The IT Industry Skills Initiative brings together training materials from Accenture, CA Technologies, Cisco, Cognizant, Hewlett Packard Enterprise, Infosys, Pegasystems, PwC, Salesforce, SAP and Tata Consultancy Services. The first iteration of the portal goes live in April, with self-paced training materials ranging from general business skills to introductory digital literacy to more advanced topics such as cybersecurity, big data or the Internet of Things.
The portal will offer a tailored Skills Assessment; developed by PwC, to help users determine which coursework best fits their goals.
“In our dynamic world, technology has opened up many avenues for growth. However, we are also seeing how innovations such as artificial intelligence and automation can impact the workforce. It is important for all of us to recognise that without the talent we need, none of us would be successful,” said Chuck Robbins, chairman and CEO, Cisco.
“This initiative brings together the capabilities and strengths of all of our companies to help educate the high-skilled workers needed for jobs now and into the future. It is our obligation to make sure that people with jobs across every industry are given the means to learn new skills and remain competitive.”
The initiative aims to reach one million people around the world by January 2021.
“Technology is both the tool and the canvas and carries the huge promise of improving how we live and work. The counter side, however, is some degree of wariness by those who fear it disrupting their livelihoods, which is both understandable and expected,” said Michael Gregoire, CEO of CA Technologies.
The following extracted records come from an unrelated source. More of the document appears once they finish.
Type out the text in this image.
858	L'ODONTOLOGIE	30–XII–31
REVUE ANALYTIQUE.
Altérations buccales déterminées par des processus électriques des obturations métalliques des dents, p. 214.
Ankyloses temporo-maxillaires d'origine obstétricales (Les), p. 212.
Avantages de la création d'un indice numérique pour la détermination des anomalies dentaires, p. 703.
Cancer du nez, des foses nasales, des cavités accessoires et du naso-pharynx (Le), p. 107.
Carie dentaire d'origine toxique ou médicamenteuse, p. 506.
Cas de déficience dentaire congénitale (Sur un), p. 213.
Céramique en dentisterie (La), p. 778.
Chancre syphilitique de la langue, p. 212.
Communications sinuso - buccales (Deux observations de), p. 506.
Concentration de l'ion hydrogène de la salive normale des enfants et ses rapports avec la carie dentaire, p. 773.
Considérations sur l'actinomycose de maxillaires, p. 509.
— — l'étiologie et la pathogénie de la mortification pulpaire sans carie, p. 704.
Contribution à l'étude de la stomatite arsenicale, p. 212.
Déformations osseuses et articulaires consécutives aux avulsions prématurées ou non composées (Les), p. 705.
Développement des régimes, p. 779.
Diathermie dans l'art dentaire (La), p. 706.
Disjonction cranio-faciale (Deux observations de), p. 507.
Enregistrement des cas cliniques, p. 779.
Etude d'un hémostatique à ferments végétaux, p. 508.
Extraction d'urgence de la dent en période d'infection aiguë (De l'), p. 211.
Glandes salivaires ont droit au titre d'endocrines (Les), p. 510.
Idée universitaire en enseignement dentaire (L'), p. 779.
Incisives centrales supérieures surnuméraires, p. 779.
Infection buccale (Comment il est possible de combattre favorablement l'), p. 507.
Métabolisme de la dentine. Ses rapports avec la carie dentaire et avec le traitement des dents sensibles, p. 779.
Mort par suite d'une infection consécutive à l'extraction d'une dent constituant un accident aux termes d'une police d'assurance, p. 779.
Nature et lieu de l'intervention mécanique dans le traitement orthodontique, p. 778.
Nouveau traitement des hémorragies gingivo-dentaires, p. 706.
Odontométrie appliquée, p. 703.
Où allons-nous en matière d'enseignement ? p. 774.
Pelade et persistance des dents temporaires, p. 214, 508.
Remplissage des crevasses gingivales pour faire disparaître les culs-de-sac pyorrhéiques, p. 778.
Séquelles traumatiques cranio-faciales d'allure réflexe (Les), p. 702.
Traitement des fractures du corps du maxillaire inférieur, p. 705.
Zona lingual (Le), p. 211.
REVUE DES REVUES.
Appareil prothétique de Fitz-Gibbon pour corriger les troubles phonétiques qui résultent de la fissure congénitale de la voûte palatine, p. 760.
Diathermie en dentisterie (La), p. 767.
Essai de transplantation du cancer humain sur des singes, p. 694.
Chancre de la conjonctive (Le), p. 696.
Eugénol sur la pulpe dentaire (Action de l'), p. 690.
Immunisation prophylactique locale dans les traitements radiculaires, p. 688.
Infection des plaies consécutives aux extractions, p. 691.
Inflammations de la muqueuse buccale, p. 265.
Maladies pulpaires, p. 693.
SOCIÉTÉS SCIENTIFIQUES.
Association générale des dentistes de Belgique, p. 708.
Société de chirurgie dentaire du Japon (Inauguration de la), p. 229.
“We are focused on a large-scale, proactive solution that encourages continuing education to empower and inspire today’s and tomorrow’s workforce. We must engage with technology in a way that creates new opportunities, both at an individual level and in the aggregate.”
Pegasystems CEO Alan Trefler added: “Throughout history, we’ve seen technological advancement bring both opportunities and challenges as society adapts. With technology so central to how we live and work today, it’s critical that we enable people to acquire the skills required to be successful and to help society move forward in a positive direction.”